More readers weigh in on the sorry state of golf cinema.
Golf World's recent Arts Issue covered the generally lame state of golf movie-making, pointing out that most of the successful and palatable movies were comedies ("Happy Gilmore," "Tin Cup," "Caddyshack").
Our reader mail made a couple of points. First, we missed one comedy: "Dead Solid Perfect" by our own Dan Jenkins. Second, we missed a decent drama....

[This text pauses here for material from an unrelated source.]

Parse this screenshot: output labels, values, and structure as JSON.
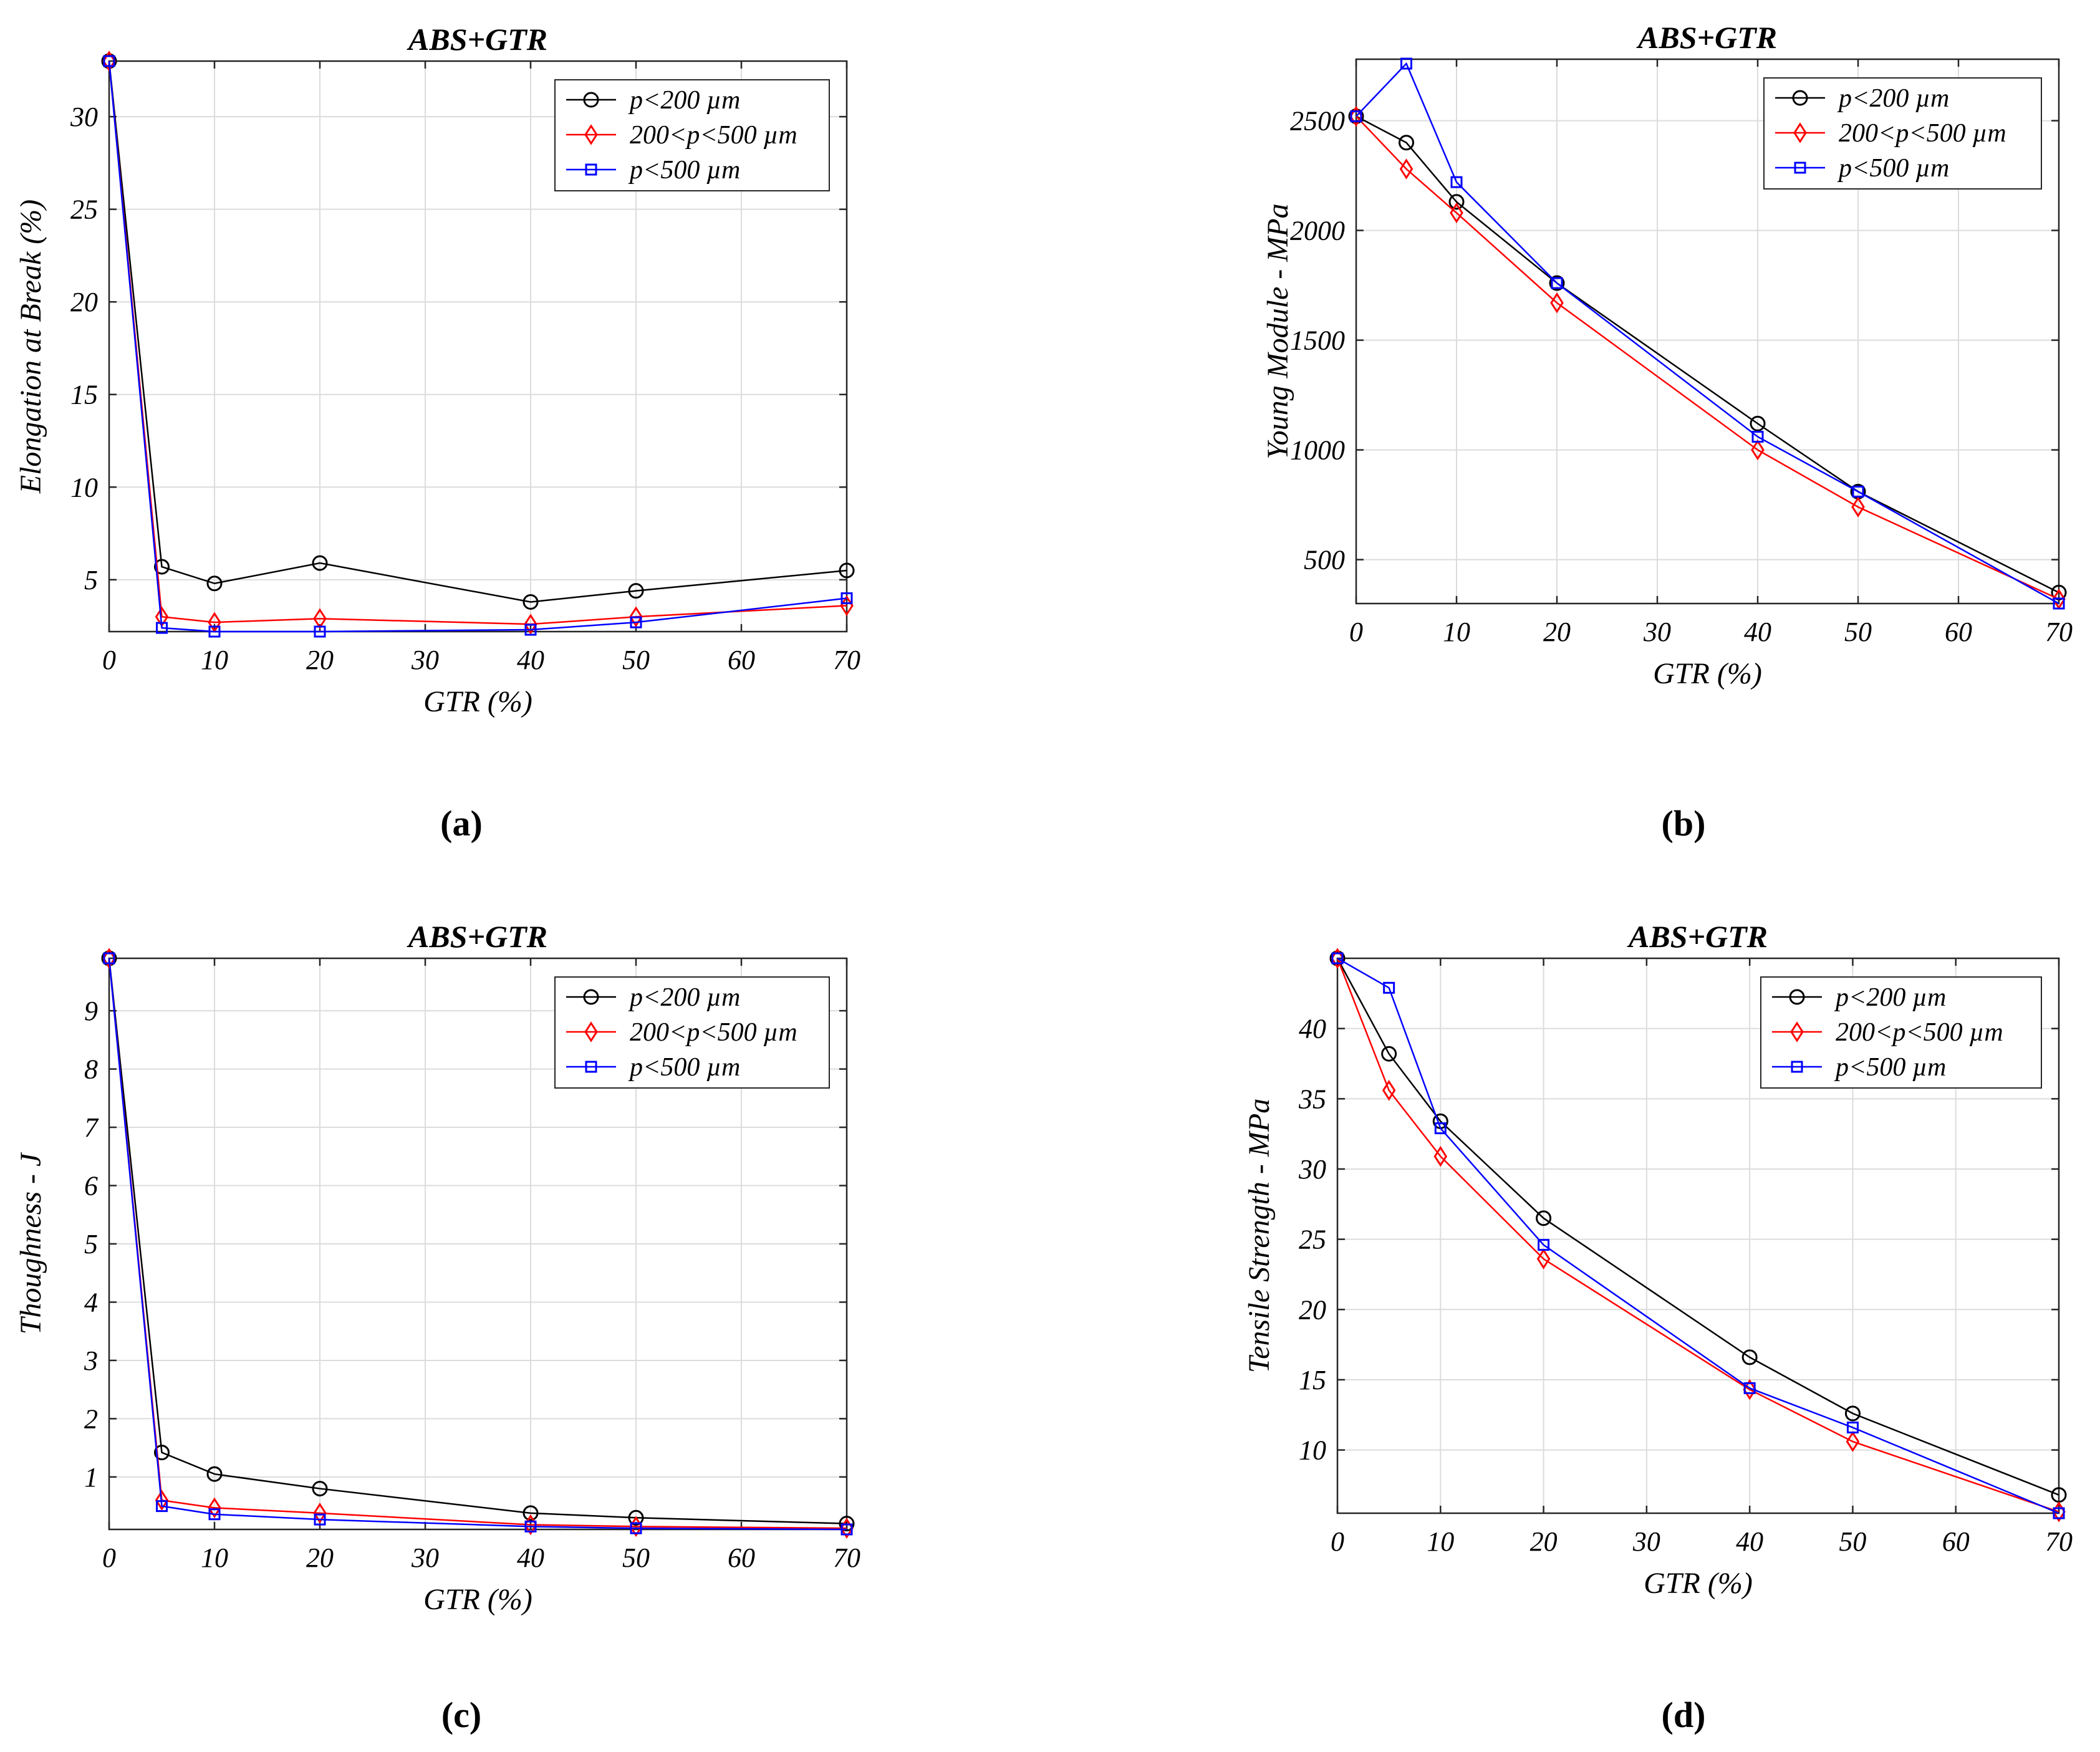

"Showtime" by Mike Cullity described the movie industry's lack of enthusiasm for golf movies. He is correct in that some were good, some were fair and most were lousy. However, he did fail to include the one golf movie that deserves mention. "A Gentleman's Game," starring Gary Sinese as an ex pro and how he found his way back to the game by helping a young man appreciate not only the game but the difference between right and wrong, and most importantly the integrity of the game. It also shows us that you do not have to join the elite and upscale country clubs to derive the satisfaction and challenge of golf.

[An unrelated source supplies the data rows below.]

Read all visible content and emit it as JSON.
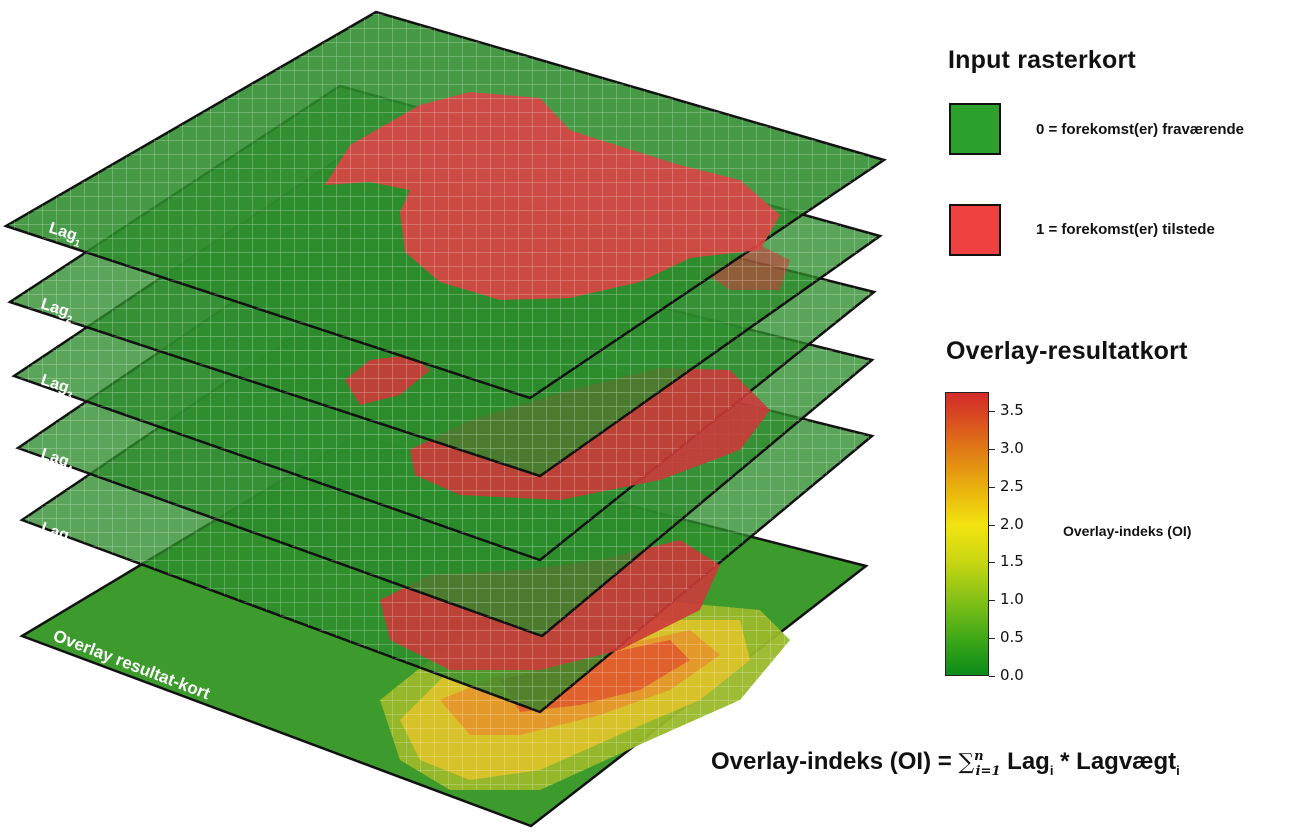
{
  "diagram": {
    "layers": [
      {
        "id": "lag1",
        "label_main": "Lag",
        "label_sub": "1"
      },
      {
        "id": "lag2",
        "label_main": "Lag",
        "label_sub": "2"
      },
      {
        "id": "lag3",
        "label_main": "Lag",
        "label_sub": "3"
      },
      {
        "id": "lag4",
        "label_main": "Lag",
        "label_sub": "4"
      },
      {
        "id": "lagn",
        "label_main": "Lag",
        "label_sub": "n"
      }
    ],
    "result_label": "Overlay resultat-kort"
  },
  "legend": {
    "title": "Input rasterkort",
    "items": [
      {
        "label": "0 = forekomst(er) fraværende",
        "color": "#2ca02c"
      },
      {
        "label": "1 = forekomst(er) tilstede",
        "color": "#f04141"
      }
    ]
  },
  "colorbar": {
    "title": "Overlay-resultatkort",
    "label": "Overlay-indeks (OI)",
    "range": [
      0.0,
      3.75
    ],
    "ticks": [
      "0.0",
      "0.5",
      "1.0",
      "1.5",
      "2.0",
      "2.5",
      "3.0",
      "3.5"
    ],
    "colors": [
      "#0a8a1a",
      "#86c218",
      "#f2e410",
      "#e07a16",
      "#d22b2b"
    ]
  },
  "formula": {
    "lhs": "Overlay-indeks (OI) = ",
    "sum_symbol": "∑",
    "sum_lower": "i=1",
    "sum_upper": "n",
    "term1": " Lag",
    "term1_sub": "i",
    "op": " * ",
    "term2": "Lagvægt",
    "term2_sub": "i"
  }
}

Daniel Greene, Springfield, MA
....and, third, that we overestimated the worth of the whole bunch of them:
Hollywood has never made a great golf movie -- sorry "Caddyshack" fans. In an elusive and solitary game, the best movie will always be the one inside a golfer's head, recalling an improbable shot from the last round that keeps one coming back for more.

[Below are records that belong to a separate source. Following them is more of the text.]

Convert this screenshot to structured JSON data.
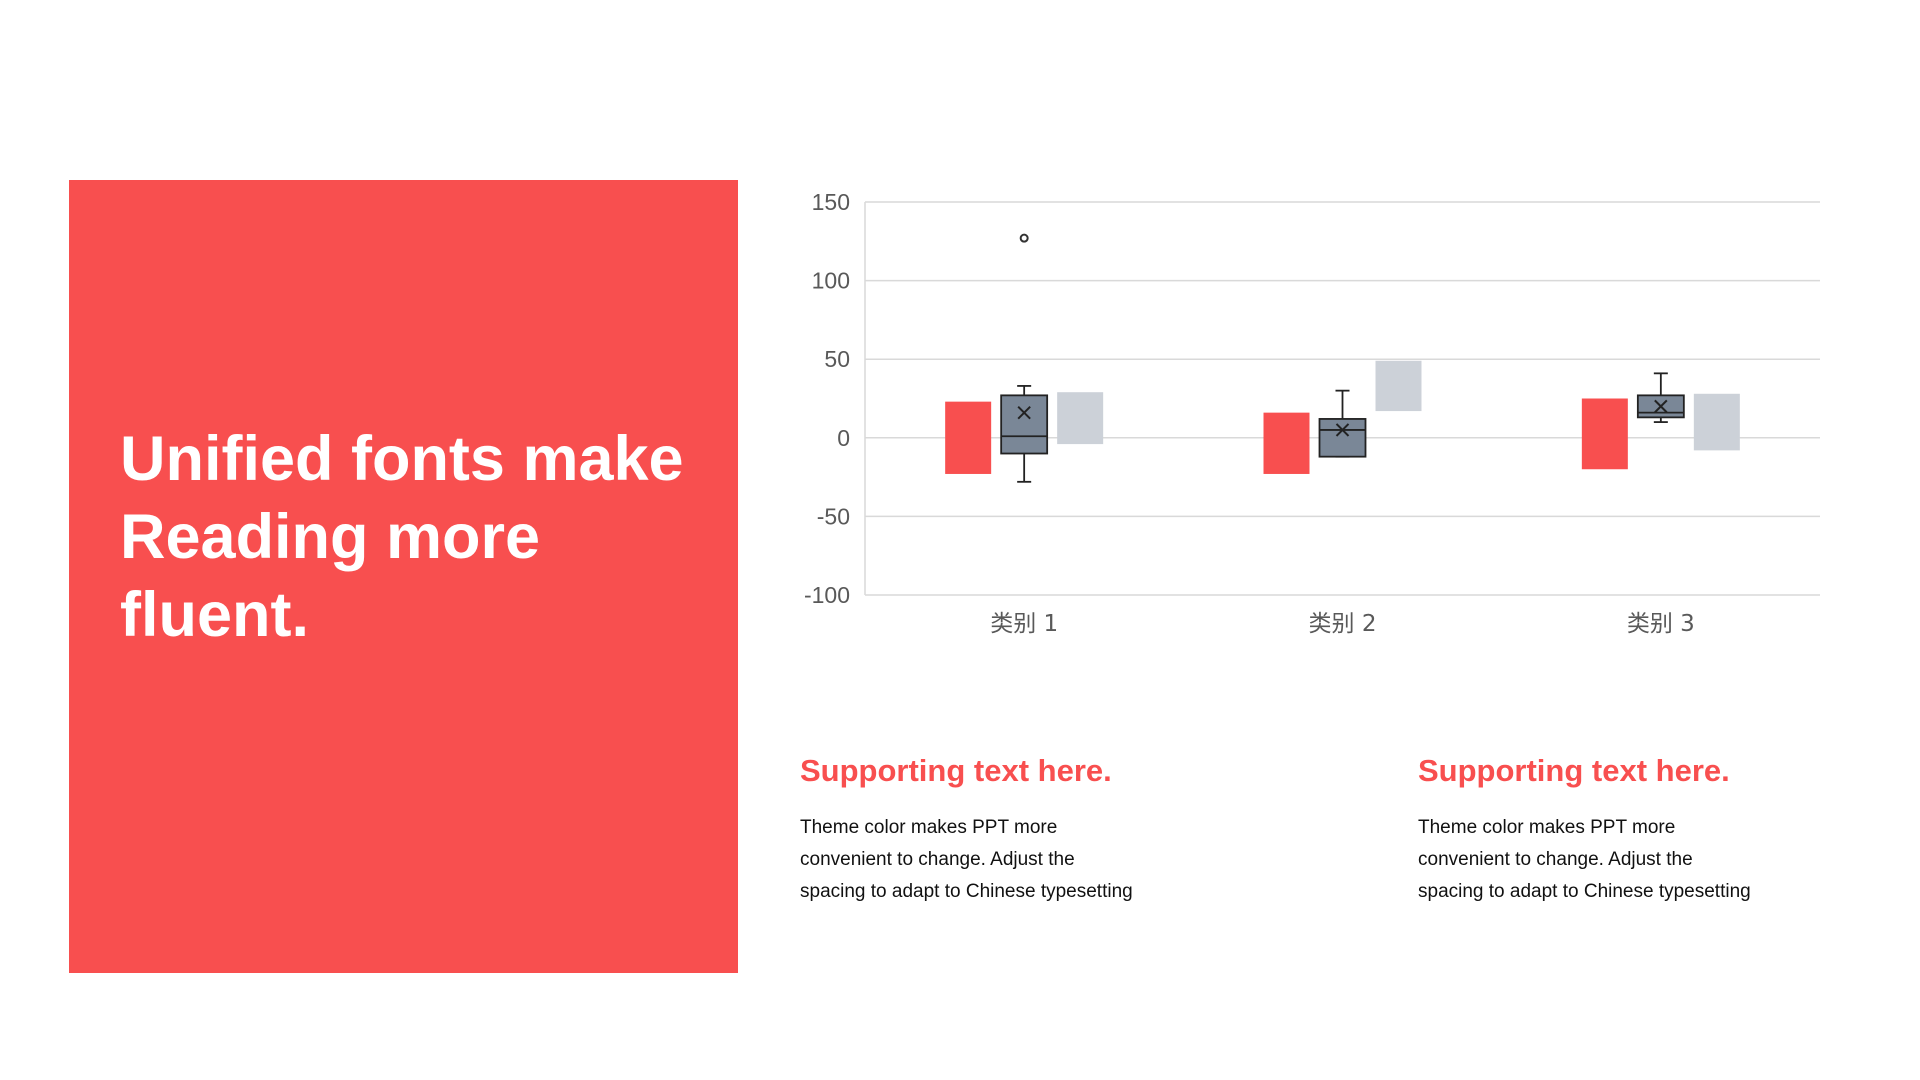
{
  "hero": {
    "title_lines": [
      "Unified fonts make",
      "Reading more",
      "fluent."
    ]
  },
  "columns": [
    {
      "title": "Supporting text here.",
      "text": "Theme  color makes PPT more convenient  to change.  Adjust the spacing  to adapt to Chinese typesetting"
    },
    {
      "title": "Supporting text here.",
      "text": "Theme  color makes PPT more convenient  to change.  Adjust the spacing  to adapt to Chinese typesetting"
    }
  ],
  "colors": {
    "accent": "#f84f4f",
    "box": "#7a8797",
    "light": "#ccd1d8",
    "grid": "#d9d9d9",
    "axis_text": "#595959"
  },
  "chart_data": {
    "type": "box",
    "title": "",
    "xlabel": "",
    "ylabel": "",
    "ylim": [
      -100,
      150
    ],
    "yticks": [
      150,
      100,
      50,
      0,
      -50,
      -100
    ],
    "grid": true,
    "legend": "none",
    "categories": [
      "类别 1",
      "类别 2",
      "类别 3"
    ],
    "series": [
      {
        "type": "range",
        "color": "#f84f4f",
        "ranges": [
          [
            -23,
            23
          ],
          [
            -23,
            16
          ],
          [
            -20,
            25
          ]
        ]
      },
      {
        "type": "box",
        "color": "#7a8797",
        "boxes": [
          {
            "min": -28,
            "q1": -10,
            "median": 1,
            "q3": 27,
            "max": 33,
            "mean": 16,
            "outliers": [
              127
            ]
          },
          {
            "min": -12,
            "q1": -12,
            "median": 5,
            "q3": 12,
            "max": 30,
            "mean": 5,
            "outliers": []
          },
          {
            "min": 10,
            "q1": 13,
            "median": 16,
            "q3": 27,
            "max": 41,
            "mean": 20,
            "outliers": []
          }
        ]
      },
      {
        "type": "range",
        "color": "#ccd1d8",
        "ranges": [
          [
            -4,
            29
          ],
          [
            17,
            49
          ],
          [
            -8,
            28
          ]
        ]
      }
    ]
  }
}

Jeff Vittal, Highlands Ranch, CO</strong>
Very poetic, Jeff. But that's no excuse for screenwriters and directors not being able to translate that "mental game" to the big screen. Personally, I liked "The Greatest Game Ever Played," historically accurate or not. And so did my then 12-year-old son, whose golf-movie preferences were, up till then, limited to Happy Gilmore.